Reputation: 719
While performing clustering using R I have come across an error. I have a dataset d which is a distance matrix. Variable fit is obtained by the following
fit <- kmeans(d,k=2) # assume that number of cluster lie between 1 and nrow(x)
clusplot(d, fit$cluster, color=TRUE, shade = TRUE, lines=0)
The error that is being displayed is
Error in mkCheckX(x, diss) : x is not a data matrix
The matrix d is given by
structure(c(2, 4, 6, 2, 4, 2), Size = 4L, Diag = FALSE, Upper = FALSE,
method = "euclidean", call = dist(x = DATA, method = "euclidean"),
class = "dist")
Upvotes: 2
Views: 7535
Reputation: 4339
The clusplot
function accept its first argument to be a matrix or data frame, or a dissimilarity matrix (or a distance matrix), depending on the value of the diss
argument, which is FALSE
by default. See ?clusplot
for more information.
So, you need to use:
d = dist(DATA) # for a distance matrix or d = daisy(DATA) for a dissimilarity matrix
clusplot(d, diss=TRUE, fit$cluster, color=TRUE, shade = TRUE, lines=0)
or
clusplot(DATA, fit$cluster, color=TRUE, shade = TRUE, lines=0)

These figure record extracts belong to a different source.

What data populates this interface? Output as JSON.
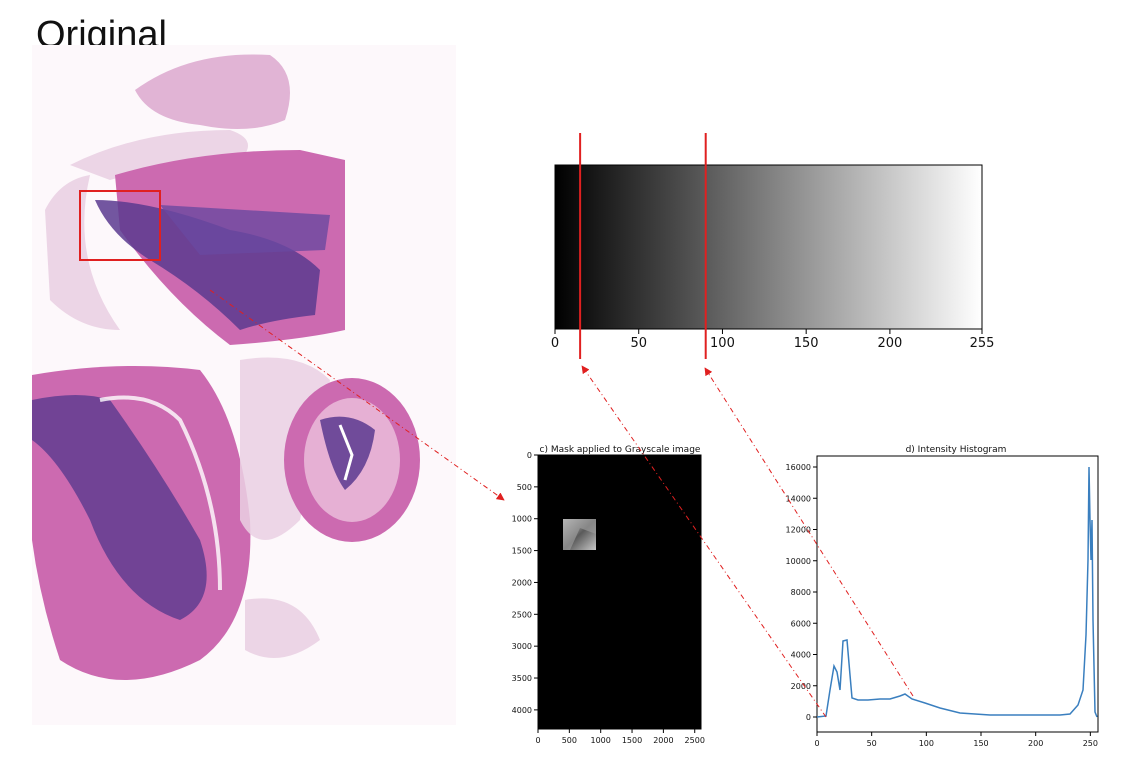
{
  "title": "Original",
  "gradient_axis": {
    "ticks": [
      "0",
      "50",
      "100",
      "150",
      "200",
      "255"
    ],
    "marker_values": [
      15,
      90
    ]
  },
  "mask_panel": {
    "title": "c) Mask applied to Grayscale image",
    "y_ticks": [
      "0",
      "500",
      "1000",
      "1500",
      "2000",
      "2500",
      "3000",
      "3500",
      "4000"
    ],
    "x_ticks": [
      "0",
      "500",
      "1000",
      "1500",
      "2000",
      "2500"
    ]
  },
  "histogram_panel": {
    "title": "d) Intensity Histogram",
    "y_ticks": [
      "0",
      "2000",
      "4000",
      "6000",
      "8000",
      "10000",
      "12000",
      "14000",
      "16000"
    ],
    "x_ticks": [
      "0",
      "50",
      "100",
      "150",
      "200",
      "250"
    ]
  },
  "colors": {
    "annotation_red": "#e02020",
    "histogram_line": "#3a7fbf",
    "tissue_pink": "#c060a8",
    "tissue_purple": "#5a3a8f"
  }
}
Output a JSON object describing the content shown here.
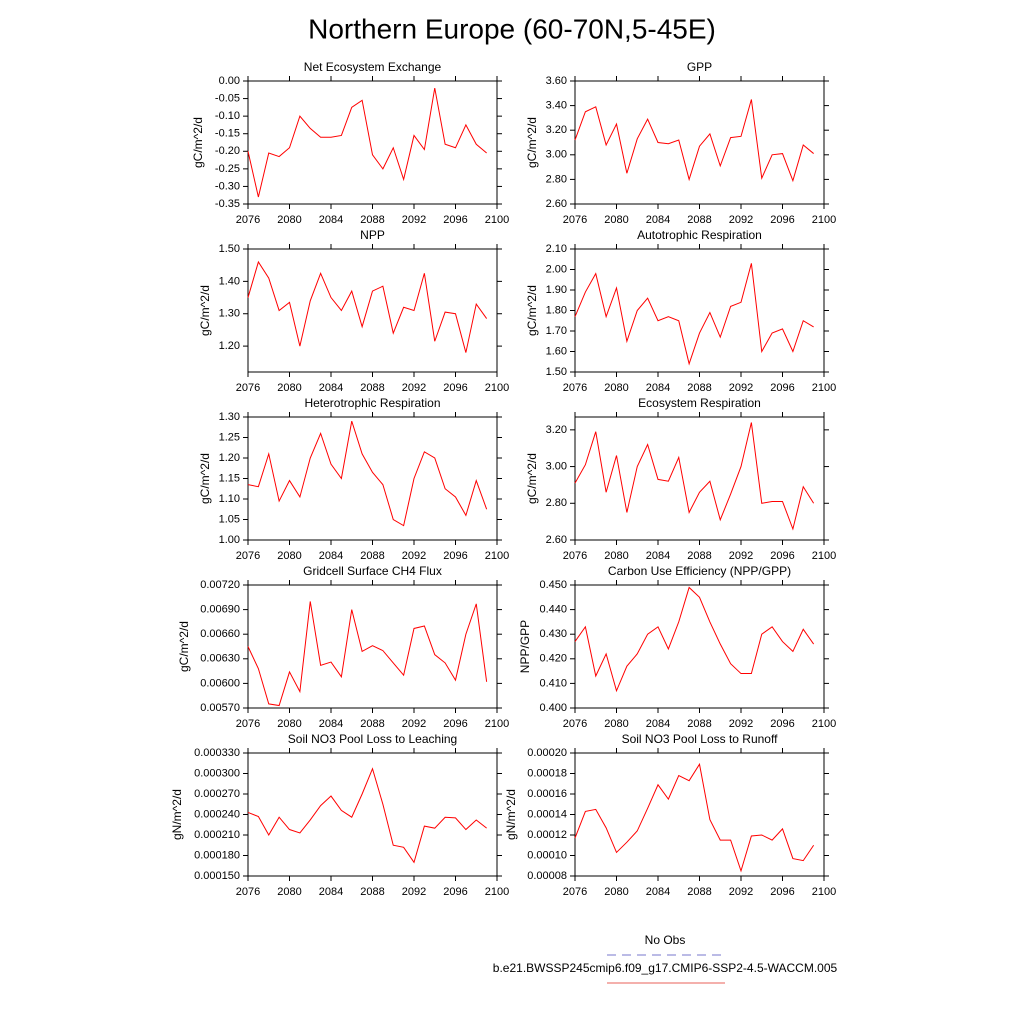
{
  "title": "Northern Europe (60-70N,5-45E)",
  "legend": [
    {
      "name": "No Obs",
      "color": "#7777cc",
      "dash": true
    },
    {
      "name": "b.e21.BWSSP245cmip6.f09_g17.CMIP6-SSP2-4.5-WACCM.005",
      "color": "#e8605a",
      "dash": false
    }
  ],
  "chart_data": [
    {
      "type": "line",
      "title": "Net Ecosystem Exchange",
      "ylabel": "gC/m^2/d",
      "color": "#ff0000",
      "x": [
        2076,
        2077,
        2078,
        2079,
        2080,
        2081,
        2082,
        2083,
        2084,
        2085,
        2086,
        2087,
        2088,
        2089,
        2090,
        2091,
        2092,
        2093,
        2094,
        2095,
        2096,
        2097,
        2098,
        2099
      ],
      "values": [
        -0.2,
        -0.33,
        -0.205,
        -0.215,
        -0.19,
        -0.1,
        -0.135,
        -0.16,
        -0.16,
        -0.155,
        -0.075,
        -0.055,
        -0.21,
        -0.25,
        -0.19,
        -0.28,
        -0.155,
        -0.195,
        -0.02,
        -0.18,
        -0.19,
        -0.125,
        -0.18,
        -0.205
      ],
      "xlim": [
        2076,
        2100
      ],
      "xticks": [
        2076,
        2080,
        2084,
        2088,
        2092,
        2096,
        2100
      ],
      "ylim": [
        -0.35,
        0
      ],
      "yticks": [
        {
          "value": -0.35,
          "label": "-0.35"
        },
        {
          "value": -0.3,
          "label": "-0.30"
        },
        {
          "value": -0.25,
          "label": "-0.25"
        },
        {
          "value": -0.2,
          "label": "-0.20"
        },
        {
          "value": -0.15,
          "label": "-0.15"
        },
        {
          "value": -0.1,
          "label": "-0.10"
        },
        {
          "value": -0.05,
          "label": "-0.05"
        },
        {
          "value": 0,
          "label": "0.00"
        }
      ]
    },
    {
      "type": "line",
      "title": "GPP",
      "ylabel": "gC/m^2/d",
      "color": "#ff0000",
      "x": [
        2076,
        2077,
        2078,
        2079,
        2080,
        2081,
        2082,
        2083,
        2084,
        2085,
        2086,
        2087,
        2088,
        2089,
        2090,
        2091,
        2092,
        2093,
        2094,
        2095,
        2096,
        2097,
        2098,
        2099
      ],
      "values": [
        3.12,
        3.35,
        3.39,
        3.08,
        3.25,
        2.85,
        3.13,
        3.29,
        3.1,
        3.09,
        3.12,
        2.8,
        3.07,
        3.17,
        2.91,
        3.14,
        3.15,
        3.45,
        2.81,
        3.0,
        3.01,
        2.79,
        3.08,
        3.01
      ],
      "xlim": [
        2076,
        2100
      ],
      "xticks": [
        2076,
        2080,
        2084,
        2088,
        2092,
        2096,
        2100
      ],
      "ylim": [
        2.6,
        3.6
      ],
      "yticks": [
        {
          "value": 2.6,
          "label": "2.60"
        },
        {
          "value": 2.8,
          "label": "2.80"
        },
        {
          "value": 3.0,
          "label": "3.00"
        },
        {
          "value": 3.2,
          "label": "3.20"
        },
        {
          "value": 3.4,
          "label": "3.40"
        },
        {
          "value": 3.6,
          "label": "3.60"
        }
      ]
    },
    {
      "type": "line",
      "title": "NPP",
      "ylabel": "gC/m^2/d",
      "color": "#ff0000",
      "x": [
        2076,
        2077,
        2078,
        2079,
        2080,
        2081,
        2082,
        2083,
        2084,
        2085,
        2086,
        2087,
        2088,
        2089,
        2090,
        2091,
        2092,
        2093,
        2094,
        2095,
        2096,
        2097,
        2098,
        2099
      ],
      "values": [
        1.35,
        1.46,
        1.41,
        1.31,
        1.335,
        1.2,
        1.34,
        1.425,
        1.35,
        1.31,
        1.37,
        1.26,
        1.37,
        1.385,
        1.24,
        1.32,
        1.31,
        1.425,
        1.215,
        1.305,
        1.3,
        1.18,
        1.33,
        1.285
      ],
      "xlim": [
        2076,
        2100
      ],
      "xticks": [
        2076,
        2080,
        2084,
        2088,
        2092,
        2096,
        2100
      ],
      "ylim": [
        1.12,
        1.5
      ],
      "yticks": [
        {
          "value": 1.2,
          "label": "1.20"
        },
        {
          "value": 1.3,
          "label": "1.30"
        },
        {
          "value": 1.4,
          "label": "1.40"
        },
        {
          "value": 1.5,
          "label": "1.50"
        }
      ]
    },
    {
      "type": "line",
      "title": "Autotrophic Respiration",
      "ylabel": "gC/m^2/d",
      "color": "#ff0000",
      "x": [
        2076,
        2077,
        2078,
        2079,
        2080,
        2081,
        2082,
        2083,
        2084,
        2085,
        2086,
        2087,
        2088,
        2089,
        2090,
        2091,
        2092,
        2093,
        2094,
        2095,
        2096,
        2097,
        2098,
        2099
      ],
      "values": [
        1.77,
        1.89,
        1.98,
        1.77,
        1.91,
        1.65,
        1.8,
        1.86,
        1.75,
        1.77,
        1.75,
        1.54,
        1.69,
        1.79,
        1.67,
        1.82,
        1.84,
        2.03,
        1.6,
        1.69,
        1.71,
        1.6,
        1.75,
        1.72
      ],
      "xlim": [
        2076,
        2100
      ],
      "xticks": [
        2076,
        2080,
        2084,
        2088,
        2092,
        2096,
        2100
      ],
      "ylim": [
        1.5,
        2.1
      ],
      "yticks": [
        {
          "value": 1.5,
          "label": "1.50"
        },
        {
          "value": 1.6,
          "label": "1.60"
        },
        {
          "value": 1.7,
          "label": "1.70"
        },
        {
          "value": 1.8,
          "label": "1.80"
        },
        {
          "value": 1.9,
          "label": "1.90"
        },
        {
          "value": 2.0,
          "label": "2.00"
        },
        {
          "value": 2.1,
          "label": "2.10"
        }
      ]
    },
    {
      "type": "line",
      "title": "Heterotrophic Respiration",
      "ylabel": "gC/m^2/d",
      "color": "#ff0000",
      "x": [
        2076,
        2077,
        2078,
        2079,
        2080,
        2081,
        2082,
        2083,
        2084,
        2085,
        2086,
        2087,
        2088,
        2089,
        2090,
        2091,
        2092,
        2093,
        2094,
        2095,
        2096,
        2097,
        2098,
        2099
      ],
      "values": [
        1.135,
        1.13,
        1.21,
        1.095,
        1.145,
        1.105,
        1.2,
        1.26,
        1.185,
        1.15,
        1.29,
        1.21,
        1.165,
        1.135,
        1.05,
        1.035,
        1.15,
        1.215,
        1.2,
        1.125,
        1.105,
        1.06,
        1.145,
        1.075
      ],
      "xlim": [
        2076,
        2100
      ],
      "xticks": [
        2076,
        2080,
        2084,
        2088,
        2092,
        2096,
        2100
      ],
      "ylim": [
        1.0,
        1.3
      ],
      "yticks": [
        {
          "value": 1.0,
          "label": "1.00"
        },
        {
          "value": 1.05,
          "label": "1.05"
        },
        {
          "value": 1.1,
          "label": "1.10"
        },
        {
          "value": 1.15,
          "label": "1.15"
        },
        {
          "value": 1.2,
          "label": "1.20"
        },
        {
          "value": 1.25,
          "label": "1.25"
        },
        {
          "value": 1.3,
          "label": "1.30"
        }
      ]
    },
    {
      "type": "line",
      "title": "Ecosystem Respiration",
      "ylabel": "gC/m^2/d",
      "color": "#ff0000",
      "x": [
        2076,
        2077,
        2078,
        2079,
        2080,
        2081,
        2082,
        2083,
        2084,
        2085,
        2086,
        2087,
        2088,
        2089,
        2090,
        2091,
        2092,
        2093,
        2094,
        2095,
        2096,
        2097,
        2098,
        2099
      ],
      "values": [
        2.91,
        3.01,
        3.19,
        2.86,
        3.06,
        2.75,
        3.0,
        3.12,
        2.93,
        2.92,
        3.05,
        2.75,
        2.86,
        2.92,
        2.71,
        2.85,
        3.0,
        3.24,
        2.8,
        2.81,
        2.81,
        2.66,
        2.89,
        2.8
      ],
      "xlim": [
        2076,
        2100
      ],
      "xticks": [
        2076,
        2080,
        2084,
        2088,
        2092,
        2096,
        2100
      ],
      "ylim": [
        2.6,
        3.27
      ],
      "yticks": [
        {
          "value": 2.6,
          "label": "2.60"
        },
        {
          "value": 2.8,
          "label": "2.80"
        },
        {
          "value": 3.0,
          "label": "3.00"
        },
        {
          "value": 3.2,
          "label": "3.20"
        }
      ]
    },
    {
      "type": "line",
      "title": "Gridcell Surface CH4 Flux",
      "ylabel": "gC/m^2/d",
      "color": "#ff0000",
      "x": [
        2076,
        2077,
        2078,
        2079,
        2080,
        2081,
        2082,
        2083,
        2084,
        2085,
        2086,
        2087,
        2088,
        2089,
        2090,
        2091,
        2092,
        2093,
        2094,
        2095,
        2096,
        2097,
        2098,
        2099
      ],
      "values": [
        0.00645,
        0.00618,
        0.00575,
        0.00573,
        0.00614,
        0.0059,
        0.007,
        0.00622,
        0.00626,
        0.00608,
        0.0069,
        0.00639,
        0.00646,
        0.0064,
        0.00625,
        0.0061,
        0.00667,
        0.0067,
        0.00635,
        0.00625,
        0.00604,
        0.0066,
        0.00697,
        0.00602
      ],
      "xlim": [
        2076,
        2100
      ],
      "xticks": [
        2076,
        2080,
        2084,
        2088,
        2092,
        2096,
        2100
      ],
      "ylim": [
        0.0057,
        0.0072
      ],
      "yticks": [
        {
          "value": 0.0057,
          "label": "0.00570"
        },
        {
          "value": 0.006,
          "label": "0.00600"
        },
        {
          "value": 0.0063,
          "label": "0.00630"
        },
        {
          "value": 0.0066,
          "label": "0.00660"
        },
        {
          "value": 0.0069,
          "label": "0.00690"
        },
        {
          "value": 0.0072,
          "label": "0.00720"
        }
      ]
    },
    {
      "type": "line",
      "title": "Carbon Use Efficiency (NPP/GPP)",
      "ylabel": "NPP/GPP",
      "color": "#ff0000",
      "x": [
        2076,
        2077,
        2078,
        2079,
        2080,
        2081,
        2082,
        2083,
        2084,
        2085,
        2086,
        2087,
        2088,
        2089,
        2090,
        2091,
        2092,
        2093,
        2094,
        2095,
        2096,
        2097,
        2098,
        2099
      ],
      "values": [
        0.427,
        0.433,
        0.413,
        0.422,
        0.407,
        0.417,
        0.422,
        0.43,
        0.433,
        0.424,
        0.435,
        0.449,
        0.445,
        0.435,
        0.426,
        0.418,
        0.414,
        0.414,
        0.43,
        0.433,
        0.427,
        0.423,
        0.432,
        0.426
      ],
      "xlim": [
        2076,
        2100
      ],
      "xticks": [
        2076,
        2080,
        2084,
        2088,
        2092,
        2096,
        2100
      ],
      "ylim": [
        0.4,
        0.45
      ],
      "yticks": [
        {
          "value": 0.4,
          "label": "0.400"
        },
        {
          "value": 0.41,
          "label": "0.410"
        },
        {
          "value": 0.42,
          "label": "0.420"
        },
        {
          "value": 0.43,
          "label": "0.430"
        },
        {
          "value": 0.44,
          "label": "0.440"
        },
        {
          "value": 0.45,
          "label": "0.450"
        }
      ]
    },
    {
      "type": "line",
      "title": "Soil NO3 Pool Loss to Leaching",
      "ylabel": "gN/m^2/d",
      "color": "#ff0000",
      "x": [
        2076,
        2077,
        2078,
        2079,
        2080,
        2081,
        2082,
        2083,
        2084,
        2085,
        2086,
        2087,
        2088,
        2089,
        2090,
        2091,
        2092,
        2093,
        2094,
        2095,
        2096,
        2097,
        2098,
        2099
      ],
      "values": [
        0.000243,
        0.000237,
        0.00021,
        0.000236,
        0.000218,
        0.000213,
        0.000232,
        0.000253,
        0.000267,
        0.000246,
        0.000236,
        0.00027,
        0.000307,
        0.000255,
        0.000195,
        0.000192,
        0.00017,
        0.000223,
        0.00022,
        0.000236,
        0.000235,
        0.000218,
        0.000232,
        0.00022
      ],
      "xlim": [
        2076,
        2100
      ],
      "xticks": [
        2076,
        2080,
        2084,
        2088,
        2092,
        2096,
        2100
      ],
      "ylim": [
        0.00015,
        0.00033
      ],
      "yticks": [
        {
          "value": 0.00015,
          "label": "0.000150"
        },
        {
          "value": 0.00018,
          "label": "0.000180"
        },
        {
          "value": 0.00021,
          "label": "0.000210"
        },
        {
          "value": 0.00024,
          "label": "0.000240"
        },
        {
          "value": 0.00027,
          "label": "0.000270"
        },
        {
          "value": 0.0003,
          "label": "0.000300"
        },
        {
          "value": 0.00033,
          "label": "0.000330"
        }
      ]
    },
    {
      "type": "line",
      "title": "Soil NO3 Pool Loss to Runoff",
      "ylabel": "gN/m^2/d",
      "color": "#ff0000",
      "x": [
        2076,
        2077,
        2078,
        2079,
        2080,
        2081,
        2082,
        2083,
        2084,
        2085,
        2086,
        2087,
        2088,
        2089,
        2090,
        2091,
        2092,
        2093,
        2094,
        2095,
        2096,
        2097,
        2098,
        2099
      ],
      "values": [
        0.000117,
        0.000143,
        0.000145,
        0.000127,
        0.000103,
        0.000113,
        0.000124,
        0.000146,
        0.000169,
        0.000155,
        0.000178,
        0.000173,
        0.000189,
        0.000135,
        0.000115,
        0.000115,
        8.5e-05,
        0.000119,
        0.00012,
        0.000115,
        0.000126,
        9.7e-05,
        9.5e-05,
        0.00011
      ],
      "xlim": [
        2076,
        2100
      ],
      "xticks": [
        2076,
        2080,
        2084,
        2088,
        2092,
        2096,
        2100
      ],
      "ylim": [
        8e-05,
        0.0002
      ],
      "yticks": [
        {
          "value": 8e-05,
          "label": "0.00008"
        },
        {
          "value": 0.0001,
          "label": "0.00010"
        },
        {
          "value": 0.00012,
          "label": "0.00012"
        },
        {
          "value": 0.00014,
          "label": "0.00014"
        },
        {
          "value": 0.00016,
          "label": "0.00016"
        },
        {
          "value": 0.00018,
          "label": "0.00018"
        },
        {
          "value": 0.0002,
          "label": "0.00020"
        }
      ]
    }
  ]
}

You get the error because your matrix d
is not being recognized as a matrix by the function mkCheckX
, since for R is an object of class dist
(not a matrix!). If you try is.matrix(d)
you should get FALSE
.
Also, not expect to have the same results using both methods, since when providing the data matrix the clustering is produced in a different way (basic on principal component descomposition, looking to the code).
If you check the help for dist
, you can see you can use different methods ("euclidean", "maximum", "manhattan", "canberra", "binary" or "minkowski") to calculate the distance, and you should expect different clusterings by changing the way to calculate the distance.
In summary, you distance matrix is not a matrix for R, so you got the error you saw.
Upvotes: 2